On the high stern of the wolfship, Evanlyn stood on the railing, shading her eyes to watch them as they dwindled into the distance. She hated being left behind like this. Horace had offered to let her ride behind him but she had declined, It wasn't the same. She didn't want to be a passenger. She wanted to ride with her friends.
Svengal heaved himself up onto the railing with her, staring after the riders.
'I really don't know how you do it,' he told her quietly. He had watched the Araluans mount, then move away, sitting easily as if each was suddenly part of the animal itself. It was a skill he knew he would never, ever master. It looked like such fun, he thought. But it had nothing to do with the clutching, lurching, fearful clumsiness he felt when he ascended to a horse's back.
She saw the slight wistfulness in his eyes and patted his hand.
'It's not hard. It just takes practice,' she said. 'I could teach you.'
But he shook his head. 'It's the practice that's the hard part,' he replied, absentmindedly rubbing his backside, where his muscles still had a faint memory of the ride to Redmont and back.
'Skipper!' Axel called down, from the lookout position on the cross tree of the mast. Svengal looked up and saw his arm outstretched to the north.

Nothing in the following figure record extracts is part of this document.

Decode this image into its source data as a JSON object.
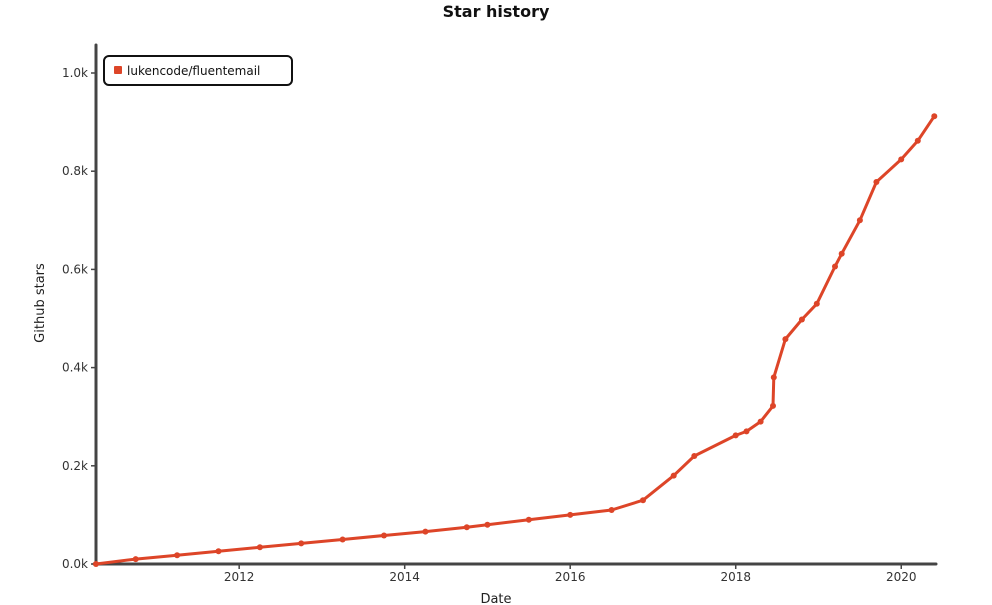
{
  "chart_data": {
    "type": "line",
    "title": "Star history",
    "xlabel": "Date",
    "ylabel": "Github stars",
    "xlim": [
      2010.27,
      2020.42
    ],
    "ylim": [
      0,
      1000
    ],
    "x_ticks": [
      "2012",
      "2014",
      "2016",
      "2018",
      "2020"
    ],
    "y_ticks": [
      "0.0k",
      "0.2k",
      "0.4k",
      "0.6k",
      "0.8k",
      "1.0k"
    ],
    "legend_position": "top-left",
    "grid": false,
    "series": [
      {
        "name": "lukencode/fluentemail",
        "color": "#dd4528",
        "x": [
          2010.27,
          2010.75,
          2011.25,
          2011.75,
          2012.25,
          2012.75,
          2013.25,
          2013.75,
          2014.25,
          2014.75,
          2015.0,
          2015.5,
          2016.0,
          2016.5,
          2016.88,
          2017.25,
          2017.5,
          2018.0,
          2018.13,
          2018.3,
          2018.45,
          2018.46,
          2018.6,
          2018.8,
          2018.98,
          2019.2,
          2019.28,
          2019.5,
          2019.7,
          2020.0,
          2020.2,
          2020.4
        ],
        "y": [
          0,
          10,
          18,
          26,
          34,
          42,
          50,
          58,
          66,
          75,
          80,
          90,
          100,
          110,
          130,
          180,
          220,
          262,
          270,
          290,
          322,
          380,
          458,
          498,
          530,
          606,
          632,
          700,
          778,
          824,
          862,
          912
        ]
      }
    ]
  }
}
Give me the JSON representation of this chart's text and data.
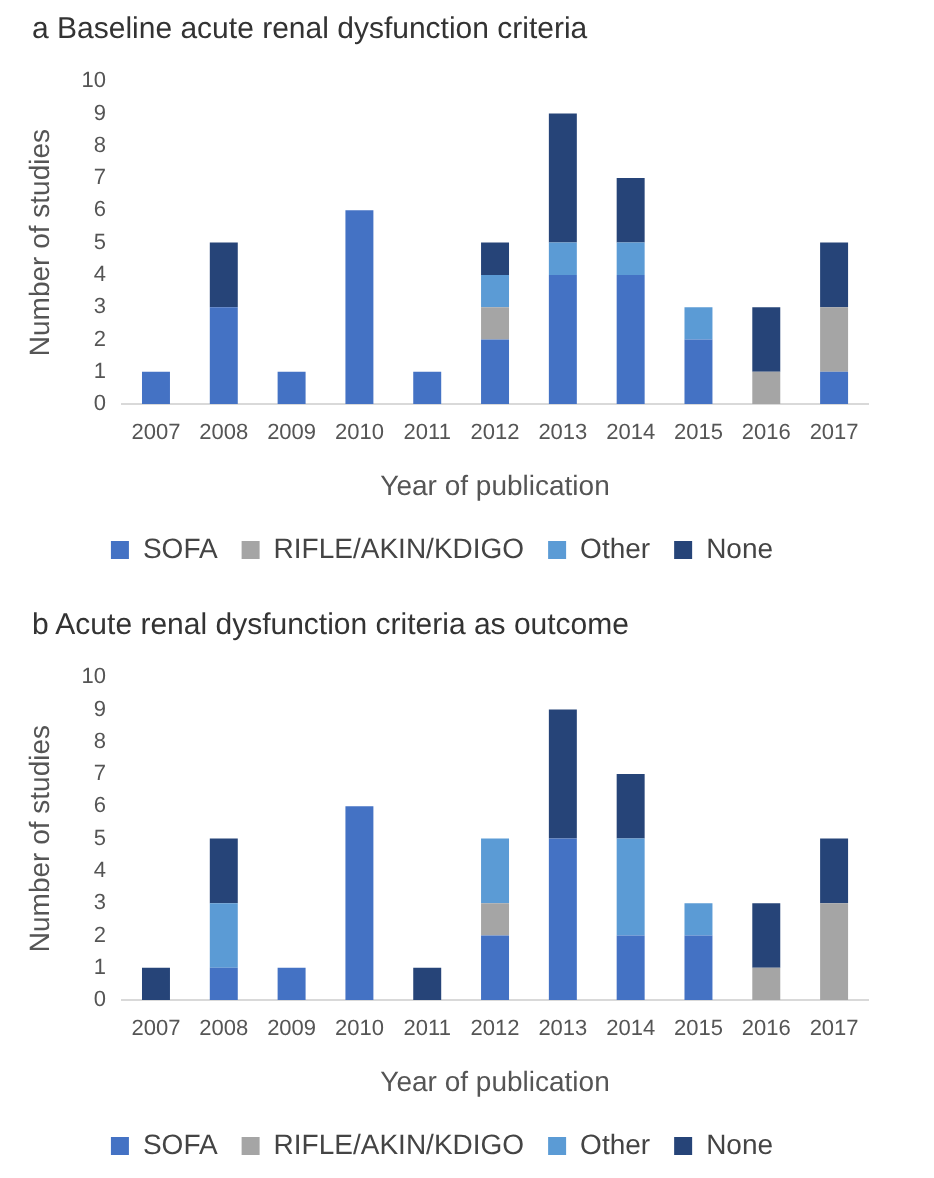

'We've got company,' Axel continued. Svengal shaded his eyes. Far to the north, on the low hills inland from the beach, he saw a glint of sunlight on metal – a helmet or a shield. A small cloud of dust could be seen as well. Riders, he thought. And quite a lot of them. He shrugged. It wasn't too surprising. Even though this was a sparsely inhabited part of the coast, the Iberians would have patrols out, and the sight of a beached wolfship would be a matter for investigation. The riders were still at least an hour away, he estimated. There was plenty of time to recall the four Araluans, load the horses aboard and sail away. But it was best to be careful.
'Better call them back,' he told a crewman, standing by with a ramshead horn for that purpose.
The man nodded, took a deep breath and blew two long blasts – the agreed recall signal.
Three kilometres down the beach, Halt heard the long mournful blasts. He reined in, signalling the others to do the same, and swivelled in the saddle, looking back along the beach to the ship. From his position, he couldn't see the approaching horsemen. But he knew Svengal would have a good reason for sounding the recall.
'Time to get back,' he said. 'Let's give them a… '
Before he could finish the statement, Will and Tug were away, the little horse's legs churning as he shot to a full gallop within the space of a few strides. Blaze was close behind him and Horace and Kicker lumbered behind the other two, slowly building to the battlehorse's thundering full speed.
'… run,' Halt said to nobody but himself. Then he touched Abelard with his knee and the finely trained horse shot away like an arrow from a bow. He'd catch Kicker, Halt knew. But there was no way he'd make up ground on Blaze and Tug.